Unless you want to do the research end of the world, ie, get a Masters/PhD, go HCI.
I studied Neural Computation at University when I studied AI. I now run my own company. The number of times since I studied that I have used my NN skills equals zero. I'm glad I did it, as it was quite fascinating, but I would have found HCI much more useful from the position I'm at now. I think that you'd pick up a lot more insight from an HCI course relevant to the software industry, but if you think you experience should be more on the esoteric/almost arty side of development, go for NN.
Which sounds like more fun? Or, equivalently, which will you work harder at? Pick that one.
Did two courses in NN and some other AI-courses - its fun to poke round with that stuff and I actually managed to implement the stuff in some of the things I've done like face-recognition, and it's useful in some other areas to if you wanna plot your lab data etc. I have never used the NN:s in my web development career though I am sure it could be used for something however what it all really boils down to is to find a client or employee willing pay for it when you can just take the straight path. So I would rather read book about it if I wasn't that hardcore about it.
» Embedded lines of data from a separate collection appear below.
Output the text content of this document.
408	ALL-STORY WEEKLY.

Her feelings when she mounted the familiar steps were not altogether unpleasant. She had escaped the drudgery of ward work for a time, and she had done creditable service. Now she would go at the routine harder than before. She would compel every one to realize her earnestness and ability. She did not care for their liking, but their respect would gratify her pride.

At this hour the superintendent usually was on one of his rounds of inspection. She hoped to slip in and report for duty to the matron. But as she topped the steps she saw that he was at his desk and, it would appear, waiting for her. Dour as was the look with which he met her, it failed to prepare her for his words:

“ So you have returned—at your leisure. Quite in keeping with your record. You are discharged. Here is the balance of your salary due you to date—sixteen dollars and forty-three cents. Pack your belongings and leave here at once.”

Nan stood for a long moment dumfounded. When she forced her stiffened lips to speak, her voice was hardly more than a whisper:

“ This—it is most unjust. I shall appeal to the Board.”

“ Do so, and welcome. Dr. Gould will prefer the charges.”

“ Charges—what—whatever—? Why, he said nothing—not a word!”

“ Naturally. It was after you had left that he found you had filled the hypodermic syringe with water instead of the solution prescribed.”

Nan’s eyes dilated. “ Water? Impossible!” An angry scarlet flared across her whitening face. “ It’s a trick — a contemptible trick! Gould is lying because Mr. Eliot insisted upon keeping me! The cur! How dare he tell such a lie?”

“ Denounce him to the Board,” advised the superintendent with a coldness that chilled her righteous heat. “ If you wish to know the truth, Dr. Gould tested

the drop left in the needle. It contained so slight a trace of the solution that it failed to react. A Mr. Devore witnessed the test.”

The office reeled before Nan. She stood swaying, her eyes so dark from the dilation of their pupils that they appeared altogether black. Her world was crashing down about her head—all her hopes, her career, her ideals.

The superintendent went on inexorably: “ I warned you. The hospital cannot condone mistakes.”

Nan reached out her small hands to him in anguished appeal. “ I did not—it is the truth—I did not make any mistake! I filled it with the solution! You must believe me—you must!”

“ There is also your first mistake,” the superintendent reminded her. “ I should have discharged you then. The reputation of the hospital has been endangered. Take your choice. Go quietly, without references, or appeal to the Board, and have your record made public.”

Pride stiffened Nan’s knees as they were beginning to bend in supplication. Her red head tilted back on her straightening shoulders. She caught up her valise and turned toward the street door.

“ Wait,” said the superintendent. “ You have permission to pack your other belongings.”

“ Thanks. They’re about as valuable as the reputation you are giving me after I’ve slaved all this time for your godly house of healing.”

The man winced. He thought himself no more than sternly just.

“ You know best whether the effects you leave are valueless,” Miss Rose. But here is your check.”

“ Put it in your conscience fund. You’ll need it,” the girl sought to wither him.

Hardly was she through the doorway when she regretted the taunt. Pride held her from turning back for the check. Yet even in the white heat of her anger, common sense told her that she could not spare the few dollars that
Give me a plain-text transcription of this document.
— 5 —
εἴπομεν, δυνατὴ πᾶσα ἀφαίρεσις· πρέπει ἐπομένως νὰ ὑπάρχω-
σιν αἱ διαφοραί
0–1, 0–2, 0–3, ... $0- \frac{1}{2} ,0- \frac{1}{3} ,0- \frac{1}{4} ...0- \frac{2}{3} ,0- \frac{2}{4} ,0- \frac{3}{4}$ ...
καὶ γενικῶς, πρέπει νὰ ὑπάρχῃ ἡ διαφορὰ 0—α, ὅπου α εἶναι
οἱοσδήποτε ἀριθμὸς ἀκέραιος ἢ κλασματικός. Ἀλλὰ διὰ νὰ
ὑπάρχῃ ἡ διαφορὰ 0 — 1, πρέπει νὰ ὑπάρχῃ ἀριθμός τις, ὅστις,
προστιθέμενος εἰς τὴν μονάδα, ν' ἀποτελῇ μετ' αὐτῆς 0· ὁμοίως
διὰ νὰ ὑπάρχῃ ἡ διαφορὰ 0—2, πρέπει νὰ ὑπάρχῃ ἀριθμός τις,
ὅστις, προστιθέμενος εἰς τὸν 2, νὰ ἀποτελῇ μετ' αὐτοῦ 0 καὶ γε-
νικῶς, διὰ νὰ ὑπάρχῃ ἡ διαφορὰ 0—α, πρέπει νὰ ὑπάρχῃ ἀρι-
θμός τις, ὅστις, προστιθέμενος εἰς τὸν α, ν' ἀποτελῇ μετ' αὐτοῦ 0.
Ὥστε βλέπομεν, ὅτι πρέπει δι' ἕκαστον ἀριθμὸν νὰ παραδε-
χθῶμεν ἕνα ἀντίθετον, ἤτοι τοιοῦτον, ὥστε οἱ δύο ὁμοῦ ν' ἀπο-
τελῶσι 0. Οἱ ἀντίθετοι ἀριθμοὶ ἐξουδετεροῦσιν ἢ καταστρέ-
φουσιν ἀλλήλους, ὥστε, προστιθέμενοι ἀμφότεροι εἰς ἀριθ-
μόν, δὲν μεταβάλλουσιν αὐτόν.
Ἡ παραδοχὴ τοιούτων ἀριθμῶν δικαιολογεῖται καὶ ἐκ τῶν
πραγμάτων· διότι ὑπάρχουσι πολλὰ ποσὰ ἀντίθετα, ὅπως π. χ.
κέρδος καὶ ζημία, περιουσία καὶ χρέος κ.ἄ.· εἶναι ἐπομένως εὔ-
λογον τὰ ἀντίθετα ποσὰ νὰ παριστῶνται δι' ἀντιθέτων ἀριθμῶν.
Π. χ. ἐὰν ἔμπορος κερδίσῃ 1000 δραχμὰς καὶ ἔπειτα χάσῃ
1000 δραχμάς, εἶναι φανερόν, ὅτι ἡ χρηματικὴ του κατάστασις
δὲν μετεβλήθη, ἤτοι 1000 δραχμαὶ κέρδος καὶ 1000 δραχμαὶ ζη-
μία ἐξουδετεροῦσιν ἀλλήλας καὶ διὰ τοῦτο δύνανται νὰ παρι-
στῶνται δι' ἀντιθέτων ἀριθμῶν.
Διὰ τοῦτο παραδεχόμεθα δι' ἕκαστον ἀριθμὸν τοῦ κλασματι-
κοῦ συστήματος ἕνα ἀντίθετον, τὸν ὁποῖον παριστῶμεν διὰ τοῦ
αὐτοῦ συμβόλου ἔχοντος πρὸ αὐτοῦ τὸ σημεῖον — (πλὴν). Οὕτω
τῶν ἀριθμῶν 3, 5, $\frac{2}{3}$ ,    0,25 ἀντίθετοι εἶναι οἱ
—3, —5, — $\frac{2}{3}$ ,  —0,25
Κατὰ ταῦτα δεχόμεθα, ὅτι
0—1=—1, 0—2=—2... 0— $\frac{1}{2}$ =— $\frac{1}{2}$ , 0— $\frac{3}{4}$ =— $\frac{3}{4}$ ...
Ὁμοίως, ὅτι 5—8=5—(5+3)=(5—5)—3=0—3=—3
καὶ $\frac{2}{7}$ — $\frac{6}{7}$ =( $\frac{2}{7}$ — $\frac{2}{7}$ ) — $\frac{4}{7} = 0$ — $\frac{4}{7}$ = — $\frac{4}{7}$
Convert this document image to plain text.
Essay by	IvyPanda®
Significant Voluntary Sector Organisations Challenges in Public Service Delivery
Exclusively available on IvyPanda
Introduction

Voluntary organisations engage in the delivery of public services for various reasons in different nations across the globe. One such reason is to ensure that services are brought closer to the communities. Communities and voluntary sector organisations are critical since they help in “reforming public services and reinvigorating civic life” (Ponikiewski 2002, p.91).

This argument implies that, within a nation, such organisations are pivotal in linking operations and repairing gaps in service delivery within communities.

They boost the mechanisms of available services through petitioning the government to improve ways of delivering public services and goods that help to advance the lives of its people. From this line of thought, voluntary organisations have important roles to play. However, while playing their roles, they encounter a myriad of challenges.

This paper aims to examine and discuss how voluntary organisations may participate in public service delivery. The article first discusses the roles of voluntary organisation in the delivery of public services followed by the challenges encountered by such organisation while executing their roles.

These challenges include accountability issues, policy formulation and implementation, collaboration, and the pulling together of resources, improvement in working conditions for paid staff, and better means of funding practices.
Fundamental Neural Networks doesn't take to much knowledge in math, and was what I used in my first course.
as a programmer to be you need the knowledge of neural network. if parallel processing is the way to go in hardware then future programmers must be knowledgable in neural network. don't forget that NN works better with noise or imprecise data but other systems may not. Note that most data we use for analysis are sample data which is a fraction of the whole and you could imagine if some in the sample are way off. so you need knowledge of NN if you want to last in computer programming field.